One of the main limits to generalizability in traditional randomized controlled trials is the strict patient selection criteria designed to isolate the effect of the intervention from confounding. Moreover, treatment in randomized controlled trials often occurs in ideal clinical conditions that are not readily replicated during real-world patient care. Some of this difference stems from the fact that traditional randomized trials are often used for novel therapy development and for drug registration or label extension. In contrast among the goals of CER trials are to compare the effectiveness of various existing treatment options, to identify patient and tumor subsets most likely to benefit from interventions, to study screening and prevention strategies, and to focus on survivorship and quality of life. The results of CER trials should be generalizable to the broader community and easily disseminated for broad application without the stringent criteria inherent in traditional randomized trials.

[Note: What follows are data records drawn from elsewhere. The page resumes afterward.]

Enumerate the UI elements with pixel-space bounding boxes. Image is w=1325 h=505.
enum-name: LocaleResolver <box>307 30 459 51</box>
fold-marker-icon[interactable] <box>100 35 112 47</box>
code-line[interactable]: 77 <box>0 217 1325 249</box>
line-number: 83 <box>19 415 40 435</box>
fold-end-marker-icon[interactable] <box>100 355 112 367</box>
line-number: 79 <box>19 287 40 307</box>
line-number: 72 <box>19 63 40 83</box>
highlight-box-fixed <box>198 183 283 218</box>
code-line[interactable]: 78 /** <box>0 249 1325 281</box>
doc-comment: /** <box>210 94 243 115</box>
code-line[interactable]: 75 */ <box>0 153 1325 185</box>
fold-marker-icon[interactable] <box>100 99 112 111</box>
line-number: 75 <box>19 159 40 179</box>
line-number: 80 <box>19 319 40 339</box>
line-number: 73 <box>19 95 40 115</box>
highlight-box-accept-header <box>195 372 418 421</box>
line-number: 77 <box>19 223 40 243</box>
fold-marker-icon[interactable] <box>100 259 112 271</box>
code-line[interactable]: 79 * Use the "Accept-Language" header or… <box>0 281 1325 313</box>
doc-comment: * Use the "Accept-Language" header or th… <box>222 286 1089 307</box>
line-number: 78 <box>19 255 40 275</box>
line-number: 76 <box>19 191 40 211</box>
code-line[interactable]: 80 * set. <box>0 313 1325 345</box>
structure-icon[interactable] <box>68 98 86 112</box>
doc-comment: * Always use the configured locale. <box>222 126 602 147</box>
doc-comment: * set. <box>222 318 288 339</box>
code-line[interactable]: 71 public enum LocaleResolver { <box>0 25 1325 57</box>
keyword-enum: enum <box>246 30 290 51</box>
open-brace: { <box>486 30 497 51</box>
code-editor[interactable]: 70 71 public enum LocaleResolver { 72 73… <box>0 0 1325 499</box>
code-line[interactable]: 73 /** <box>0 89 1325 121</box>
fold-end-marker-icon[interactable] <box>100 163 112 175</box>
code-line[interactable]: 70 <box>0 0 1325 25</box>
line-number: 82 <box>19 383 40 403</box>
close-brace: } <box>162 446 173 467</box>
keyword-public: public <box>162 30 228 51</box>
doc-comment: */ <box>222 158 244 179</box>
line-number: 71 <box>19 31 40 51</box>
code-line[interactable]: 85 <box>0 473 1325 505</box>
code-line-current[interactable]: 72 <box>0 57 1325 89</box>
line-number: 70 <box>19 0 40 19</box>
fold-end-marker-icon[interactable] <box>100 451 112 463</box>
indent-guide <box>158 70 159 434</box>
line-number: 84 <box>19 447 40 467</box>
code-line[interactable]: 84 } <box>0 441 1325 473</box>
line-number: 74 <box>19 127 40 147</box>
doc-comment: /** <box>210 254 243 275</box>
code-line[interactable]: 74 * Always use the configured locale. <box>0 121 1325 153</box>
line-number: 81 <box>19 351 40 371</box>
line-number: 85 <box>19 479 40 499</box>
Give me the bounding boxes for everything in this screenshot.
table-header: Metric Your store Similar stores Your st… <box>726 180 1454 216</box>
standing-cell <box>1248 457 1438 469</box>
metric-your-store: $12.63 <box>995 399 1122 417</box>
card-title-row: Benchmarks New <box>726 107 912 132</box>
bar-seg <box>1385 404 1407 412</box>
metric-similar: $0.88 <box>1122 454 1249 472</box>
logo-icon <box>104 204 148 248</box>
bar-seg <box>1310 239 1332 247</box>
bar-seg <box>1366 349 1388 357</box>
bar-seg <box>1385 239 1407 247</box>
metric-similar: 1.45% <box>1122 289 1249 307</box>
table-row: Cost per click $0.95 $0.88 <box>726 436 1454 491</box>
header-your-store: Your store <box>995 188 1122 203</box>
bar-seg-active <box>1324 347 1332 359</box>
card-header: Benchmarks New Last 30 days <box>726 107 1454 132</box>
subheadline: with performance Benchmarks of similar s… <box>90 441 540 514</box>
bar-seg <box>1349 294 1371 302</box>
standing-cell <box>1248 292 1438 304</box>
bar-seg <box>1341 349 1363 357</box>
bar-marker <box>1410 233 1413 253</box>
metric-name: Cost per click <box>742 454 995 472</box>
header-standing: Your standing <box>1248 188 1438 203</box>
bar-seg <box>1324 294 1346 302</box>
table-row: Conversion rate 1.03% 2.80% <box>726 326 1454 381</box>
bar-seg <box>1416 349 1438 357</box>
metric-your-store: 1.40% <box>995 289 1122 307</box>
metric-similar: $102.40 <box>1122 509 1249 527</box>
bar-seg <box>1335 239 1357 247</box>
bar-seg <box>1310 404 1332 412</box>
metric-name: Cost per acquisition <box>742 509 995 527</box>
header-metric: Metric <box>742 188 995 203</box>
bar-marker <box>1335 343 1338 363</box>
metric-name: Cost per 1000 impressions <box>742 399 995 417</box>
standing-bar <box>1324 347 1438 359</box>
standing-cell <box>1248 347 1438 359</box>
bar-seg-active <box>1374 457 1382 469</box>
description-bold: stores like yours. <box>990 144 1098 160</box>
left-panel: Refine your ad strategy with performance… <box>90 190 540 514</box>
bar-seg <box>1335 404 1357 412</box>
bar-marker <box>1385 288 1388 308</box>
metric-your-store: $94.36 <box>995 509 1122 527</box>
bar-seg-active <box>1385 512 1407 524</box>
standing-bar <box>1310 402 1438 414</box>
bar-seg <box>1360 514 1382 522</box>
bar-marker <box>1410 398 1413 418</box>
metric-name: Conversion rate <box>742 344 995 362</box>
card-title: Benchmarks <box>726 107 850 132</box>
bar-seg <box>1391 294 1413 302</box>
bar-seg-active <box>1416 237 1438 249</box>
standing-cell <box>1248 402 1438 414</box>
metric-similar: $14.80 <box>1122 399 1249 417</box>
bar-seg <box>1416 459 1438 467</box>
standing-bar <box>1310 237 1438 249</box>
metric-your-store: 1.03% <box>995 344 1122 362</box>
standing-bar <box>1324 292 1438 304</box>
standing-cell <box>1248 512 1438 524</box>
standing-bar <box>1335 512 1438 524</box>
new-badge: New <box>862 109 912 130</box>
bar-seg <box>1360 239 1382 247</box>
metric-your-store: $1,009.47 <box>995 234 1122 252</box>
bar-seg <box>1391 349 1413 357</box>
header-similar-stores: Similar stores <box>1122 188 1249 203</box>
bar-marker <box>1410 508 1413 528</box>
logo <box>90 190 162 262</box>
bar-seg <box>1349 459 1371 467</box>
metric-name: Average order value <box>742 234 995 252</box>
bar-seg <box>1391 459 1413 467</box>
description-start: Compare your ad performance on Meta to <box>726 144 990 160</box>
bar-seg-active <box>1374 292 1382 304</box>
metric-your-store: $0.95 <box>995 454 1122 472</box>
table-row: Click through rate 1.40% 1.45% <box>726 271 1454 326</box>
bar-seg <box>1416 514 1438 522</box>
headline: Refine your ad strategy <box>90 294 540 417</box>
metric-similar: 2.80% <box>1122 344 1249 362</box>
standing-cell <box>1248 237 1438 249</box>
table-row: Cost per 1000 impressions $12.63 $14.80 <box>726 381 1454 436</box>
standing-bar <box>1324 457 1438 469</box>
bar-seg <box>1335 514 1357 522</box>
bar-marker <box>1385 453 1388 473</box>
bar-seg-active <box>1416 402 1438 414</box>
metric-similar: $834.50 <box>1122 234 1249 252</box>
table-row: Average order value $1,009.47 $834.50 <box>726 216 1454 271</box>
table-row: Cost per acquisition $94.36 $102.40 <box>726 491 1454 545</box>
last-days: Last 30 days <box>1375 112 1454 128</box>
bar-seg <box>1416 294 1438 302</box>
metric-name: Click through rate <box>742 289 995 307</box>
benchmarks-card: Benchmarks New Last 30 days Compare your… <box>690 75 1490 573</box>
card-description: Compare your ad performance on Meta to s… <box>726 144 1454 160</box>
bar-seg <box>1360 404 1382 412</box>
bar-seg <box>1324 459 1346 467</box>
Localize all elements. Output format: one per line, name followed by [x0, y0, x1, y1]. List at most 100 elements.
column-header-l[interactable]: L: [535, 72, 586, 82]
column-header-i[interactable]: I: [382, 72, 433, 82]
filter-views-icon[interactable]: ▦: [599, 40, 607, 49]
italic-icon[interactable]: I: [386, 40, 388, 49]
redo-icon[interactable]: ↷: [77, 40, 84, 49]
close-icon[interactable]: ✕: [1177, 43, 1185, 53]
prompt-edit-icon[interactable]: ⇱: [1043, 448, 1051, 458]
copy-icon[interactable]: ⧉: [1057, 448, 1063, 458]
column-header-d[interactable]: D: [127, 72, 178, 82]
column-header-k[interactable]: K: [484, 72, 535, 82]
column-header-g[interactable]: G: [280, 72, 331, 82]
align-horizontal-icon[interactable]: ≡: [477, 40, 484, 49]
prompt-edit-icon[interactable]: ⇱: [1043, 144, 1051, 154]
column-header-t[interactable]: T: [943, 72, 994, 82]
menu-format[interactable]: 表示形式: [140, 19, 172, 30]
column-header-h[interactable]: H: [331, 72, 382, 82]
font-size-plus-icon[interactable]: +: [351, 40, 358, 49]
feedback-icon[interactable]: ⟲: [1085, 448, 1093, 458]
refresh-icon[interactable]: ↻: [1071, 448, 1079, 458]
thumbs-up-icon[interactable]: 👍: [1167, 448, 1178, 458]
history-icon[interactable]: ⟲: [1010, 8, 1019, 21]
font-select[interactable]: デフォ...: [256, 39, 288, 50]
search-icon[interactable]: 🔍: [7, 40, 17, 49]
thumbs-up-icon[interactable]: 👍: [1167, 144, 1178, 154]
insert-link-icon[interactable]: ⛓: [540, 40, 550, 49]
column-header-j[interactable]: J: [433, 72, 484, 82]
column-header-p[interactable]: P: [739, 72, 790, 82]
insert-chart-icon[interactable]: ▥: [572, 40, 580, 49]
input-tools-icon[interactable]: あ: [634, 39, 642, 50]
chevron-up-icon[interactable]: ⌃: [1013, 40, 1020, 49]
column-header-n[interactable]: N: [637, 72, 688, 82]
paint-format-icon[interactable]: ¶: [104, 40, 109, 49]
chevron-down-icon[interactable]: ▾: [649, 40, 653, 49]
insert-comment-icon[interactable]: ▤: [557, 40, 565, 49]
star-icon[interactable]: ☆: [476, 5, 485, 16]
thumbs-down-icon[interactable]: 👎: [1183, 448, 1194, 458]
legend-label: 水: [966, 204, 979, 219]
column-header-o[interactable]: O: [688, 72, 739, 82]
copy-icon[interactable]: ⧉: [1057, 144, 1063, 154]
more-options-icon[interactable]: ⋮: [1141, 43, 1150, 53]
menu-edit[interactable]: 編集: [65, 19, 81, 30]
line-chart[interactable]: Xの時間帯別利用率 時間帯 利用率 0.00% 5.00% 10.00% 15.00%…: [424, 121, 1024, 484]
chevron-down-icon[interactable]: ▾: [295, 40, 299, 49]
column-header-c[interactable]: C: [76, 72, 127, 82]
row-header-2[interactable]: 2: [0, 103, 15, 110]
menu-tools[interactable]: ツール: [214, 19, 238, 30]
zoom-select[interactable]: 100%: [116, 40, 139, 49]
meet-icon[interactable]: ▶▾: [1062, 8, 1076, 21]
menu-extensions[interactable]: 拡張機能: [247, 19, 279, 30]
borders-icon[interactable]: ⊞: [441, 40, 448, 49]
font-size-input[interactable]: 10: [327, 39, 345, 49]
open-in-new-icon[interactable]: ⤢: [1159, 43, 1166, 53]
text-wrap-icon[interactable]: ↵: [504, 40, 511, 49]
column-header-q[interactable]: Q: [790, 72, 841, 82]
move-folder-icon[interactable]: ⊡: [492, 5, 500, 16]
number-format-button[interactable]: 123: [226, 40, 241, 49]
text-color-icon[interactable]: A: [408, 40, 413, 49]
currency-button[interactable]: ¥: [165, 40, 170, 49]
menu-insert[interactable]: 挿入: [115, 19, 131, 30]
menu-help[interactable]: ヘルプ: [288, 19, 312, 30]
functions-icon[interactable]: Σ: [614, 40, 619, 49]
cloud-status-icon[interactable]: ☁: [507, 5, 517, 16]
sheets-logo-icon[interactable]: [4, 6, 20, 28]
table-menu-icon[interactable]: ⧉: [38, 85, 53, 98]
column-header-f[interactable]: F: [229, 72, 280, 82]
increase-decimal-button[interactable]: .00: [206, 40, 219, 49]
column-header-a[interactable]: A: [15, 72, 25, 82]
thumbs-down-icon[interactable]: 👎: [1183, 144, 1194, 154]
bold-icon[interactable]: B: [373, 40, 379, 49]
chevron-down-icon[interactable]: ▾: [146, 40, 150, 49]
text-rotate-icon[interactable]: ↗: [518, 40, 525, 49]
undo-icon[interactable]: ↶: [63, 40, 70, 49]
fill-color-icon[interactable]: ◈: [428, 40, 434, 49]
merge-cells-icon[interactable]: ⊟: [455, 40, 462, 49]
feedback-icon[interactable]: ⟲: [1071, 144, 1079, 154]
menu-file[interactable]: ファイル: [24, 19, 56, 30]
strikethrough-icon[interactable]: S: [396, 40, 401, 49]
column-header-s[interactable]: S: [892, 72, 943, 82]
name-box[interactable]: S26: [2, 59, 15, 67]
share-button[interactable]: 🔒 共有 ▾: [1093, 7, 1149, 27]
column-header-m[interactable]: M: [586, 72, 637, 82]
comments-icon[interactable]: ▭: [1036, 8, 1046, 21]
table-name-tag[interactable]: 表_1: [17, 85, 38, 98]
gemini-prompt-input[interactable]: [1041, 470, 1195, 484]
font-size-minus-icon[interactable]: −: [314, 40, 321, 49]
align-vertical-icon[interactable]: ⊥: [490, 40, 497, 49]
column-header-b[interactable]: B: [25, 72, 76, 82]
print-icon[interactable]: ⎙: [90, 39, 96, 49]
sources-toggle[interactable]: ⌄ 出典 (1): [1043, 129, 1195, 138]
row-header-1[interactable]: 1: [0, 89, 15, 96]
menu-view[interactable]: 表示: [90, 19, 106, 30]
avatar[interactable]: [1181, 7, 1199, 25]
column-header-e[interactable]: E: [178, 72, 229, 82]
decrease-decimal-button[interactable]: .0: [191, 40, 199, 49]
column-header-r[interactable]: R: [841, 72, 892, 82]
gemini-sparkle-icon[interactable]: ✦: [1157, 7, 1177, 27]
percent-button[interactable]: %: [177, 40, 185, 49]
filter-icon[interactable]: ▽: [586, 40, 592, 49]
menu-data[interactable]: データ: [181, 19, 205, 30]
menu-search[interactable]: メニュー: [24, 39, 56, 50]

A number of alternative, non-traditional trial designs may be considered for CER and overcome some of the limitations outlined above. In Cluster Randomized Trials, the randomization is by group rather than the individual patient. Implementation of a single intervention at each site improves external validity as patients are treated as in the real-world and there is less risk for contamination across the arms. Statistical methods such as hierarchical models must be used to adjust for cluster effects effectively reducing the statistical power compared to studies with individual randomization. Pragmatic Trials are highly aligned with the goals of CER as they are performed in typical practice and in typical patients with eligibility criteria designed to be inclusive. The study patients have the typical comorbid diseases and characteristics of patients in usual practice. In keeping with the practical nature and intent of the pragmatic trials, the outcomes measured are tailored to collect only the most pertinent and easily assessed or adjudicated. While these trials have good both internal (individual randomization) and external validity, the lack of complete data collection precludes meaningful subsequent subgroup analysis for evaluation of treatment heterogeneity. Adaptive Trials change in response to the accumulating data by utilizing the Bayesian framework to formally account for prior knowledge. Key design parameters change during the execution based upon predefined rules and accumulating data from the trial. Adaptive designs can improve the efficiency of the study and allow for more rapid completion. But there are limitations to adaptive designs, that affect the potential for type I error in particular. Sample size estimations can thus be complex and require careful planning with adjustment of statistical analyses.